Başörtüsü takmak büyük cesaret istemeli aslında.
Çünkü bilgi, ahlak, saygı, sevgi, merhamet, hoşgörü, şefkat alçakgönüllülüğü gerektirir başörtüsünü başına bağlayabilmek.
Yoksa başına bir çaput bağlamak hikâyeden, özentiden, taklitçilikten öte bir şey değildir.
Ne o başörtü taktım Müslüman oldum, dindar oldum. Hayır, efendim Müslüman, dindar falan olmadın. Önce gerekleri yerine getir.
‘İlim Çin’de dahi olsa alınız’ diyen önderinize verdiğiniz cevap izlediğiniz evlilik programları, pembe diziler, mahalle dedikodularından ibaret.
Kaç kitap okudunuz?  Hiç. Şimdi sadece kadınlar için sormaya başlıyorum.                                                                                                               Eskiden fotoromanlar olurdu. Cep fotoromanları. Kadınlar hiç değilse onları okurdu. Kitap okumakla ne işiniz olsun ellerinizdeki son çıkan cep telefonlarıyla oynamaktan dedikodu yapmaktan.

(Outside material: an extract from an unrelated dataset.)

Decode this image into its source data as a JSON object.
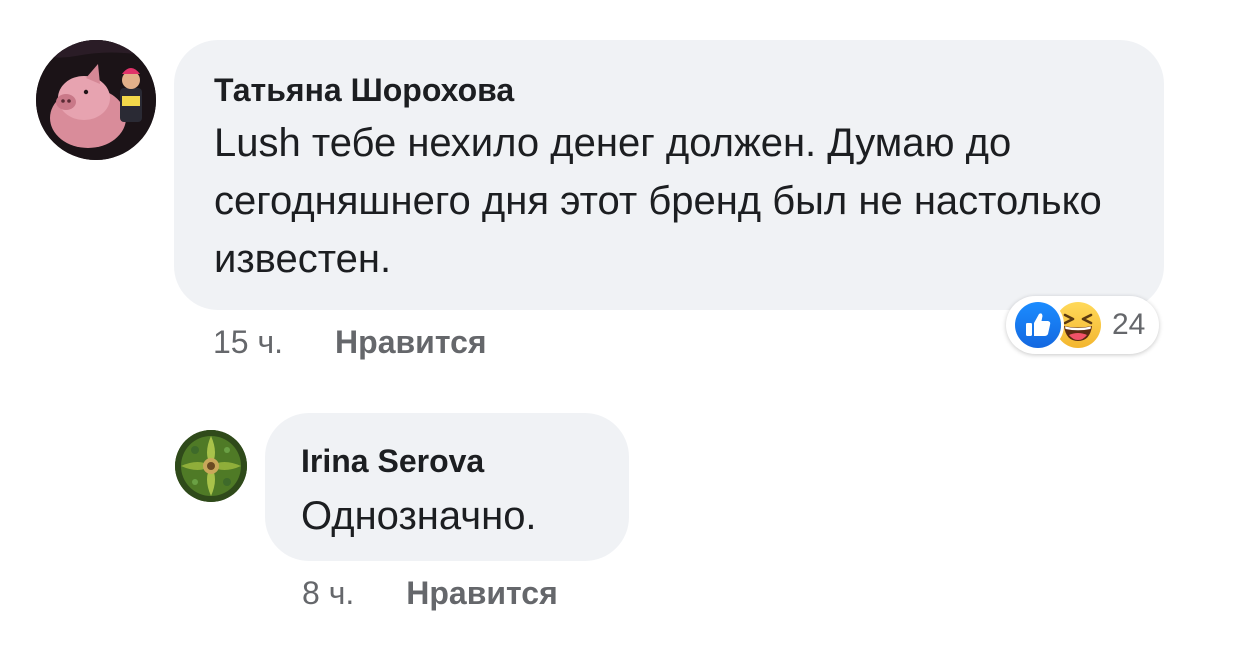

Vakit mi kalıyor.
Çok yaşlı kadınlar hala bir nebzecik hafızalarında öğrendikleri Osmanlıcayla oturup her akşam kitap okurlar.
Bir kısmı da Türkçe kitaplar okurlar. İçeriklerinin bile önemi yoktur bence. Ama okurlar. Her akşam düzenli okurlar. Birçoğumuz biliriz yaşarız bunu evlerimizde.
Başörtüsü takmak; sözgelimi bir adliyede personelsek gelen vatandaşa gülümseyerek bakmak onu azarlamamaktır.
Başörtüsü takmak; belediye personeli iseniz yalan söylememek insanlar doğruyu söylemek onlara insanca davranmaktır.
Başörtüsü takmak; hastane personeli iseniz kurumunuza gelen hastaya, ya da baktığınız hastaya şefkatli, merhametli, saygılı davranmaktır.
Başörtüsü takmak; karşınıza gelen insana insanca davranmak, onu aşağılamamak, ona kapris yapmamak, işini yapılması gerektiği gibi yapmak, onu ayakta dikmemek, bugün git yarın gel dememek, ona hakaret ve incitici hal hareketler sergilememektir.
Başörtüsü takmak cesaret ister. Bilgi ister. Ahlak ister. Allahtan nasıl korkulması gerekiyorsa öyle korkmak ister.
İster de ister.
Onun için başörtüsü takan hanımların çok daha dikkatli olmaları, şımarmamaları, kaprisli olmamaları, Müslümanca, Müslümanlığa yakışır şekilde hareket etmeleri gerekir.
Başörtüsü takınca sırtına inanmışlığın zarafetini, nezaketini, merhametini, şefkatini, ilmini, mağfiretini yüklemiş olursun.
Eğer başörtüsünün anlamını inancını yüklenecekseniz
Yoksa kıçımızda da var bez parçası. Adı don hiçbir şey gerektirmiyor onu giyinmek.
Bu arada yazımın asıl amacı başörtüsü, başı açıklık değil. Üstlenilen misyonun gereklerini yazdım.
Yoksa yukarıda yazdıklarım bütün çalışan kadınlar ve erkekler içinde geçerli.
Gözlemlediğim, karşılaştığım vakalarda gördüklerimi anlatmaya çalıştım.